Initially we tried to identify this with sophisticated methods, using time series data, and trying to tease it all out with deep neural nets, recursive nets, and other techniques. But nothing worked.
Then we went to back to basics, and asked “What is likely to connect suppliers to each other?” If they produce these products, maybe their models are compatible, so they supply the same OEMs. This worked. Getting back to fundamental patterns was key.
3. One solution doesn’t fit all
Often data across supply chains can quickly become too complicated. In our studies, variables such as suppliers, parts, delivery times, volumes, locations, routes and level of confidence all added up to a very large data set that became too complex.

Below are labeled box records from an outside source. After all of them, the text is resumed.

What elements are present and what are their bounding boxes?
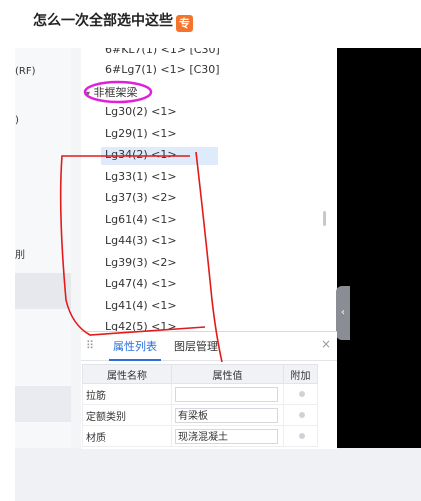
property-value-cell[interactable]: 现浇混凝土 bbox=[171, 425, 284, 447]
left-panel-selected-row[interactable] bbox=[15, 273, 71, 309]
tree-item[interactable]: Lg37(3) <2> bbox=[105, 191, 177, 204]
tree-group-non-frame-beam[interactable]: ▾ 非框架梁 bbox=[86, 84, 138, 100]
property-value[interactable] bbox=[175, 386, 278, 402]
tree-item[interactable]: Lg30(2) <1> bbox=[105, 105, 177, 118]
property-name: 材质 bbox=[82, 425, 172, 447]
question-title-text: 怎么一次全部选中这些 bbox=[33, 13, 173, 29]
attach-checkbox[interactable] bbox=[299, 411, 305, 418]
tree-item[interactable]: Lg39(3) <2> bbox=[105, 256, 177, 269]
column-header: 附加 bbox=[283, 364, 318, 384]
left-panel: (RF) ) 刖 bbox=[15, 48, 72, 448]
tree-item[interactable]: Lg44(3) <1> bbox=[105, 234, 177, 247]
tree-item-selected[interactable]: Lg34(2) <1> bbox=[105, 148, 177, 161]
tree-scrollbar[interactable] bbox=[323, 211, 326, 226]
drawing-canvas[interactable] bbox=[337, 48, 421, 448]
properties-tabbar: ⠿ 属性列表 图层管理 × bbox=[81, 332, 337, 361]
drag-grip-icon[interactable]: ⠿ bbox=[86, 339, 94, 352]
tree-item[interactable]: Lg61(4) <1> bbox=[105, 213, 177, 226]
attach-checkbox[interactable] bbox=[299, 432, 305, 439]
table-row: 定额类别 有梁板 bbox=[82, 404, 318, 426]
tree-item[interactable]: Lg29(1) <1> bbox=[105, 127, 177, 140]
question-title: 怎么一次全部选中这些专 bbox=[33, 10, 193, 32]
attach-checkbox[interactable] bbox=[299, 390, 305, 397]
property-name: 定额类别 bbox=[82, 404, 172, 426]
tree-item[interactable]: Lg41(4) <1> bbox=[105, 299, 177, 312]
left-panel-label: (RF) bbox=[15, 66, 36, 77]
column-header: 属性值 bbox=[171, 364, 284, 384]
tab-layer-management[interactable]: 图层管理 bbox=[174, 338, 218, 354]
tree-item[interactable]: Lg42(5) <1> bbox=[105, 320, 177, 331]
attach-cell[interactable] bbox=[283, 383, 318, 405]
property-value-cell[interactable] bbox=[171, 383, 284, 405]
close-icon[interactable]: × bbox=[321, 337, 331, 351]
column-header: 属性名称 bbox=[82, 364, 172, 384]
tree-item[interactable]: 6#KL7(1) <1> [C30] bbox=[105, 48, 220, 56]
left-panel-label: ) bbox=[15, 115, 19, 126]
tree-item[interactable]: 6#Lg7(1) <1> [C30] bbox=[105, 63, 220, 76]
software-screenshot: (RF) ) 刖 6#KL7(1) <1> [C30] 6#Lg7(1) <1>… bbox=[15, 48, 421, 501]
table-row: 材质 现浇混凝土 bbox=[82, 425, 318, 447]
tab-property-list[interactable]: 属性列表 bbox=[109, 338, 161, 361]
property-value-cell[interactable]: 有梁板 bbox=[171, 404, 284, 426]
properties-table: 属性名称 属性值 附加 拉筋 定额类别 有梁板 材质 现浇混凝土 bbox=[82, 364, 318, 447]
left-panel-label: 刖 bbox=[15, 250, 25, 261]
chevron-down-icon[interactable]: ▾ bbox=[86, 89, 90, 98]
property-value[interactable]: 现浇混凝土 bbox=[175, 428, 278, 444]
tree-item[interactable]: Lg33(1) <1> bbox=[105, 170, 177, 183]
attach-cell[interactable] bbox=[283, 425, 318, 447]
tree-item[interactable]: Lg47(4) <1> bbox=[105, 277, 177, 290]
collapse-panel-button[interactable]: ‹ bbox=[336, 286, 350, 340]
component-tree: 6#KL7(1) <1> [C30] 6#Lg7(1) <1> [C30] ▾ … bbox=[81, 48, 337, 331]
property-value[interactable]: 有梁板 bbox=[175, 407, 278, 423]
badge-icon: 专 bbox=[176, 15, 193, 32]
table-row: 拉筋 bbox=[82, 383, 318, 405]
tree-group-label: 非框架梁 bbox=[93, 86, 138, 99]
left-panel-row[interactable] bbox=[15, 386, 71, 422]
property-name: 拉筋 bbox=[82, 383, 172, 405]
attach-cell[interactable] bbox=[283, 404, 318, 426]
properties-panel: ⠿ 属性列表 图层管理 × 属性名称 属性值 附加 拉筋 定额类别 有梁板 材质 bbox=[81, 331, 337, 449]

We found that it was essential to divide the problem into more digestible chunks, considering one or two elements at a time to produce more meaningful and useable information.
4. Domain knowledge is golden
It’s crucial to work with the operational team to decipher patterns in data. For example, in a supplier disruption prediction project, what we initially thought was noise in the data turned out to be new product configurations, which helped us understand how the system may stabilise over time.
5. Strive to create traceability, accountability and buy-in
AI is wonderful, a life-long passion of mine, but it’s clear that not everyone trusts AI. And they are right to ask these important questions. When it goes wrong, who will be accountable? Can we place mechanisms to make it transparent? These are big questions without straightforward answers, at least for now.
In our research, we worked with an aerospace company to create a self-organising system using what we call ‘software agents’ (essentially what drives Alexa and Siri) to automate spare parts procurement.
The system would take data from sensors, analyse them to understand what part is expiring or deteriorating by when, then find the best supplier to schedule aircraft maintenance depending on when and where it is flying.
This is a complicated problem, and the analytics could provide optimal solutions. It could even negotiate with suppliers and run auctions.
But the questions asked by the real people involved were pertinent. Exactly how do you arrive at these solutions? What if our people want to negotiate with suppliers themselves? Are you automating me? So due to the valid questions raised about trust, the solution that had been developed was patented but will take a lot longer to be implemented.
The key lesson perhaps is that we need more research to build transparency of algorithms and understand how and when they should be used.